Interestingly, despite its ubiquity, punctuation accounts for just 14.5% of the total token volume, a little more than verbs, while nouns account for almost 30%. The label "X" refers to "Other: foreign words, typos, abbreviations" meaning that 99.05% of words in the dataset have an assigned linguistic role.

What about their dependency roles?
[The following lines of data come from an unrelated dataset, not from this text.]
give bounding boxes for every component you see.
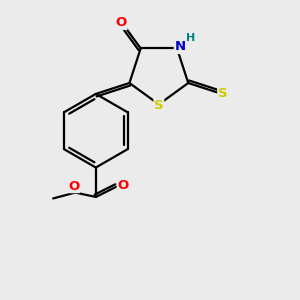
Text: O: O [116,16,127,29]
Text: H: H [186,33,195,43]
Text: N: N [174,40,185,53]
Text: S: S [154,99,164,112]
Text: O: O [68,180,80,193]
Text: O: O [117,179,128,192]
Text: S: S [218,86,227,100]
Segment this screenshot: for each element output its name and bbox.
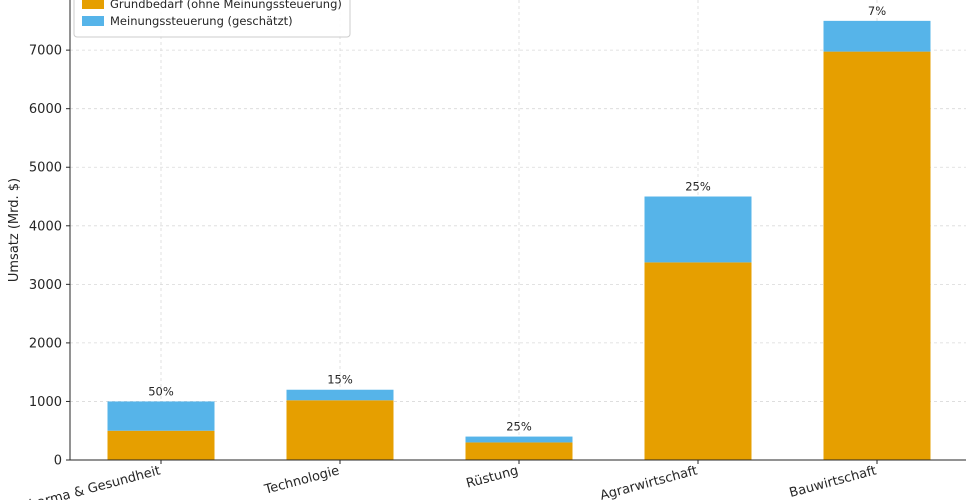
bar-meinungssteuerung (286, 389, 394, 401)
percent-labels: 50% 15% 25% 25% 7% (148, 4, 886, 434)
legend: Grundbedarf (ohne Meinungssteuerung) Mein… (73, 0, 351, 38)
x-tick-labels: Pharma & Gesundheit Technologie Rüstung Agr… (20, 463, 878, 504)
y-tick-labels: 0 1000 2000 3000 4000 5000 6000 7000 (29, 44, 62, 469)
bar-meinungssteuerung (107, 401, 215, 431)
y-tick-label: 7000 (29, 44, 62, 59)
x-tick-label: Technologie (262, 463, 341, 498)
y-tick-label: 2000 (29, 336, 62, 351)
y-axis-label: Umsatz (Mrd. $) (7, 178, 22, 282)
x-tick-label: Rüstung (465, 463, 520, 491)
y-tick-label: 0 (54, 454, 62, 469)
legend-swatch (82, 16, 104, 26)
y-tick-label: 5000 (29, 161, 62, 176)
y-tick-label: 3000 (29, 278, 62, 293)
bar-meinungssteuerung (465, 436, 573, 443)
bars (107, 20, 931, 460)
y-tick-label: 1000 (29, 395, 62, 410)
legend-box (73, 0, 351, 38)
percent-label: 25% (685, 180, 711, 194)
percent-label: 50% (148, 384, 174, 398)
percent-label: 7% (868, 4, 886, 18)
bar-grundbedarf (465, 442, 573, 460)
bar-meinungssteuerung (823, 20, 931, 52)
x-tick-label: Agrarwirtschaft (599, 463, 700, 500)
y-tick-label: 6000 (29, 102, 62, 117)
legend-label: Meinungssteuerung (geschätzt) (110, 14, 293, 28)
bar-grundbedarf (286, 400, 394, 460)
bar-meinungssteuerung (644, 196, 752, 263)
bar-grundbedarf (107, 430, 215, 460)
x-tick-label: Bauwirtschaft (788, 463, 878, 500)
axes (66, 0, 966, 464)
bar-grundbedarf (823, 51, 931, 460)
legend-swatch (82, 0, 104, 9)
legend-label: Grundbedarf (ohne Meinungssteuerung) (110, 0, 342, 11)
percent-label: 25% (506, 420, 532, 434)
y-tick-label: 4000 (29, 219, 62, 234)
percent-label: 15% (327, 373, 353, 387)
x-tick-label: Pharma & Gesundheit (20, 463, 162, 500)
bar-grundbedarf (644, 262, 752, 460)
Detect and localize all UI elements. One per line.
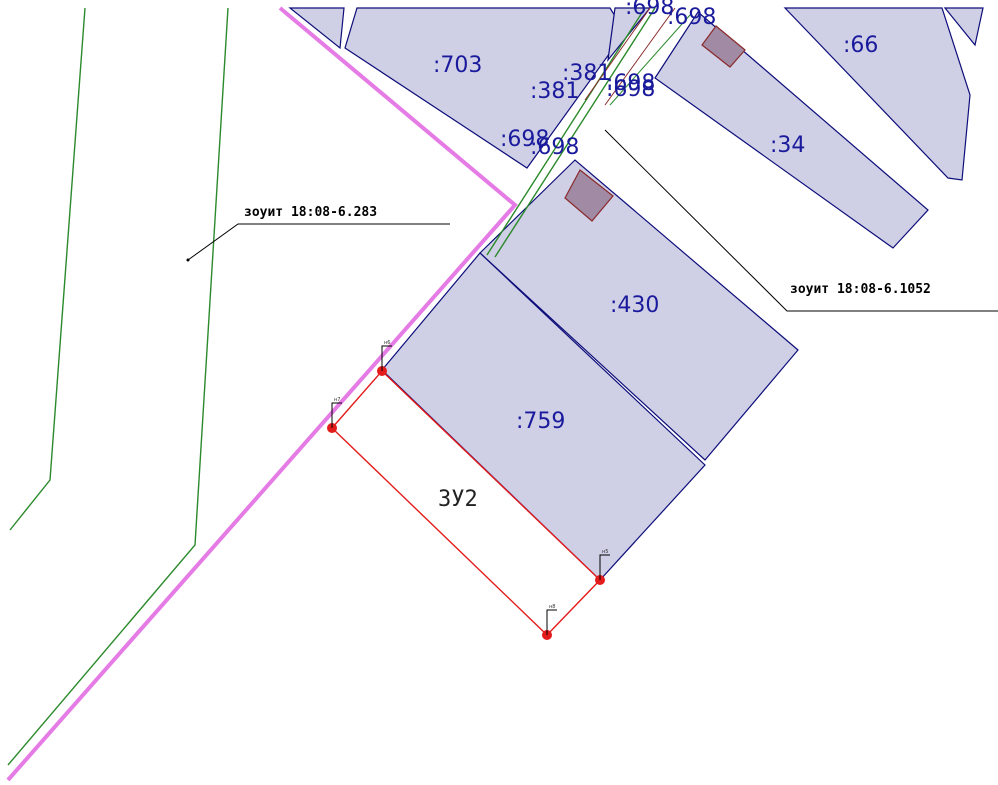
parcel-label-381-a: :381: [562, 61, 611, 86]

Once again, a single SQL query is all that's required.

select dependencyLabel, sum(count) count FROM `gdelt-bq.gdeltv2.web_pos` where lang='en' group by dependencyLabel order by count desc

This yields the table below (see the Cloud Natural Language API documentation for definitions):

dependencyLabel Count %
P 14,978,583,119 14.81
PREP 9,400,425,051 9.29
POBJ 8,900,253,352 8.8
NN 8,246,920,859 8.15
DET 7,483,773,285 7.4
NSUBJ 6,521,929,575 6.45
AMOD 5,011,074,619 4.95
DOBJ 4,141,047,892 4.09
ROOT 3,774,814,457 3.73
AUX 3,375,326,375 3.34
CONJ 3,223,887,459 3.19
ADVMOD 3,164,811,153 3.13
CC 2,789,876,948 2.76
NUM 1,865,646,399 1.84
POSS 1,759,028,293 1.74
DEP 1,677,733,243 1.66
APPOS 1,522,666,088 1.51
CCOMP 1,462,459,573 1.45
XCOMP 1,214,964,517 1.2
MARK 1,032,397,231 1.02
RCMOD 890,104,048 0.88
VMOD 864,783,810 0.85
AUXPASS 776,299,987 0.77
ADVCL 749,694,374 0.74
ACOMP 718,181,564 0.71
NSUBJPASS 670,925,459 0.66
ATTR 667,006,502 0.66
PS 664,259,826 0.66
PCOMP 630,466,510 0.62
NEG 549,964,461 0.54
TMOD 393,526,973 0.39
PRT 332,119,940 0.33
PARATAXIS 297,485,305 0.29
TITLE 281,195,129 0.28
NPADVMOD 225,647,728 0.22
NUMBER 189,552,961 0.19
EXPL 120,628,958 0.12
QUANTMOD 94,776,418 0.09
MWE 92,056,954 0.09
UNKNOWN 86,213,529 0.09
IOBJ 70,724,484 0.07
CSUBJ 66,722,115 0.07
SUFFIX 49,822,065 0.05
DISCOURSE 49,479,219 0.05
PREDET 47,201,936 0.05
PRECONJ 36,121,954 0.04
CSUBJPASS 977,932 0
GOESWITH 589,888 0
REPARANDUM 2,676 0
PARTMOD 26 0
VOCATIVE 10 0

BigQuery's immense scalability makes it a perfect lens through which to understand the macro-scale patterns of our world through Google's AI offerings like Cloud Natural Language API.